Charlie Watts the coolest on Earth, you were over 80. And sick. Sooner or later someone in the band would’ve to greet us all, sure. And we knew already that you wouldn’t participate in the next tour.
Still, it’s a shock.
The Stones will never be the same without you, always well-dressed jazz loving rhythm devourer sitting at the back. You were one of the best and coolest drummers in rock history. Of that unique, messy groove that the band created in its most brilliant moments, you Charlie Watts the coolest on Earth are a fundamental part.
Charlie Watts in the 60s
Here’s not the place to write all the anectoditcs about Charlie’s life, you can read them everywhere in these days. Everyone knows he became passionate about jazz soon, so early 50s. Not everyone knows, perhaps, it happened when he was living with his family in a prefab in the post World War II Wembley, where Luftwaffe bombed generously around, exactly in the days when Charlie was born. And well, no big surprise he was not a rocknroll teen: there was no rocknroll in the UK before the very late 50s. Therefore Charlie Parker was his role model, not Elvis.
Jazz and blues were the coolest things in UK 50s for a music loving teen ager. Poor, sure. As almost everyone in those days. Therefore maybe somehow genial, as when he turned a banjo into a snare drum, yes.

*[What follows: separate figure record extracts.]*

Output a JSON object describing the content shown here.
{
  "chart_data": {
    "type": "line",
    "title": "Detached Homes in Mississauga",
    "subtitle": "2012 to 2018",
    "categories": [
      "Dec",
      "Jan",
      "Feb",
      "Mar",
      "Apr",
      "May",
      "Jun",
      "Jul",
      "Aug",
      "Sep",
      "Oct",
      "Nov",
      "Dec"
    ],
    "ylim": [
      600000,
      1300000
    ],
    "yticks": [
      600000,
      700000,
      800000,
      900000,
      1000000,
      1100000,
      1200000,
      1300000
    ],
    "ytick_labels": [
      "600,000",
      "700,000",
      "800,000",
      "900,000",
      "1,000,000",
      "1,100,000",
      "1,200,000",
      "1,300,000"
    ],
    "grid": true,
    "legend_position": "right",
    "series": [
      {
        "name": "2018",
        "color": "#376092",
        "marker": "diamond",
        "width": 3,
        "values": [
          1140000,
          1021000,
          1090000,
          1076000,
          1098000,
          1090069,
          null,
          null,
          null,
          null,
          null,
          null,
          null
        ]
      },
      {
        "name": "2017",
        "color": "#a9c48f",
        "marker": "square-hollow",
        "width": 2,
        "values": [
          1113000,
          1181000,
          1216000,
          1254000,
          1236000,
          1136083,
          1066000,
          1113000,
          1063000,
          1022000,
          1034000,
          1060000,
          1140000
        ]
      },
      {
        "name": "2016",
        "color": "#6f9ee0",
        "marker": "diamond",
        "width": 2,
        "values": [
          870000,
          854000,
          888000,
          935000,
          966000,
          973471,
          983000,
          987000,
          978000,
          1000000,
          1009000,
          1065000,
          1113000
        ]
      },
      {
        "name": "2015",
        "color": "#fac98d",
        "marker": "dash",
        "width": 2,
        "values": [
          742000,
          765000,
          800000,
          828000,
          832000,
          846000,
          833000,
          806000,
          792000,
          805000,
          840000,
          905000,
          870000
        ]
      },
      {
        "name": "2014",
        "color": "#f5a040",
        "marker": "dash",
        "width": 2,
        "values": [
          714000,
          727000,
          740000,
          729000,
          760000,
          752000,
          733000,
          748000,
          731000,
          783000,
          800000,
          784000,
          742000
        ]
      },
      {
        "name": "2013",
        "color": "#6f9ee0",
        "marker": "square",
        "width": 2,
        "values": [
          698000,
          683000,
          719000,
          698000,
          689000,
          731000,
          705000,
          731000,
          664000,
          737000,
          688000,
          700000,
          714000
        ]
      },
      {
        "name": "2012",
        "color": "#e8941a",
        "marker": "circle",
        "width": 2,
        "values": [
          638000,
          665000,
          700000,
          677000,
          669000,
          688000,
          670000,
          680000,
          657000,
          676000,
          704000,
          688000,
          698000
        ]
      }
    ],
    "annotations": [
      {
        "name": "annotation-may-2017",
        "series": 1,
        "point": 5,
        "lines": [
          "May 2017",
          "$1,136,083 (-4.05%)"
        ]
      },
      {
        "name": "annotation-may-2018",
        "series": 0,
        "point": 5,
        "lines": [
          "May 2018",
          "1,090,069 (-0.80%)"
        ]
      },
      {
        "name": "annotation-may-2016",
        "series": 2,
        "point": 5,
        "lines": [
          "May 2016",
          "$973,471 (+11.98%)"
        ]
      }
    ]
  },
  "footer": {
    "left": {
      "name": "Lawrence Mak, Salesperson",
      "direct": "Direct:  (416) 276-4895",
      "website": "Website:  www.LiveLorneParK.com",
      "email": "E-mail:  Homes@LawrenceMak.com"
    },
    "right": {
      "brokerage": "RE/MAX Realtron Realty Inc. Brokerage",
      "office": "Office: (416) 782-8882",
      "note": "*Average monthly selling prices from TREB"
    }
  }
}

And as both the money flow and the drum kits in rock grew bigger and bigger, Watts sat always there behind his simple, small set.
Charlie was holding the group together better than anyone else could have done. With pace, but also with flexible, amazing dynamics where the songs benefited from that. Jazz school, musically.
Keeping himself far away from the pursuit of eternal youth and the excesses of the rest of the band, he was nevertheless able to throw an elegant punch in the face of his companion Mick in case of need. Wembley post World War II prefab area, socially.
Drummers. They rarely get the full attention when bands are on top. Then they leave and the bands quit or almost. Think about Led Zep, the Who, the Clash etc
Now Charlie Watts is no longer one of rock’s immortals. And that’s the shock. The Rolling Stones have been the symbol of rock’s seemingly eternal life. The passing of Charlie Watts is the end of an era. It’s the treason of a totem, an offense to the gods, a brutal interruption of a faith as irrational as it was cozy and warm. Will the Stones go on? Not the same way, although Jagger & Richards may well find themselves playing until they plunge.
Charlie’s death rang like an alarm clock, loud as a bomb of ’41. This may have woken up some of those who, hypnotized by the greatness of what it was, do not realize that the life of rock as we know it is today endangered. Retromania filling theaters with tribute bands, charts topped by bands sounding like 30 years ago, no future.
At the same time it is the chilling realization that the lifespan of what we called rock culture seems like doomed to an end and survives clinging to the longevity of its celebrated myths. And good old myths die every day, even the biggest ones, immortals included.
Remember when in a Monty Python’s return to the scene commercial sketch, Jagger sat solemnly on a sofa and complained about the phenomenon of “wrinkly old men trying to relive their youth and make a load of money with only old numbers“? Next to him lay Charlie Watts, stealing the scene with his eyes rolled up to the sky.
The Rolling Stones will never be the same without him and the world will never be the same without the Stones.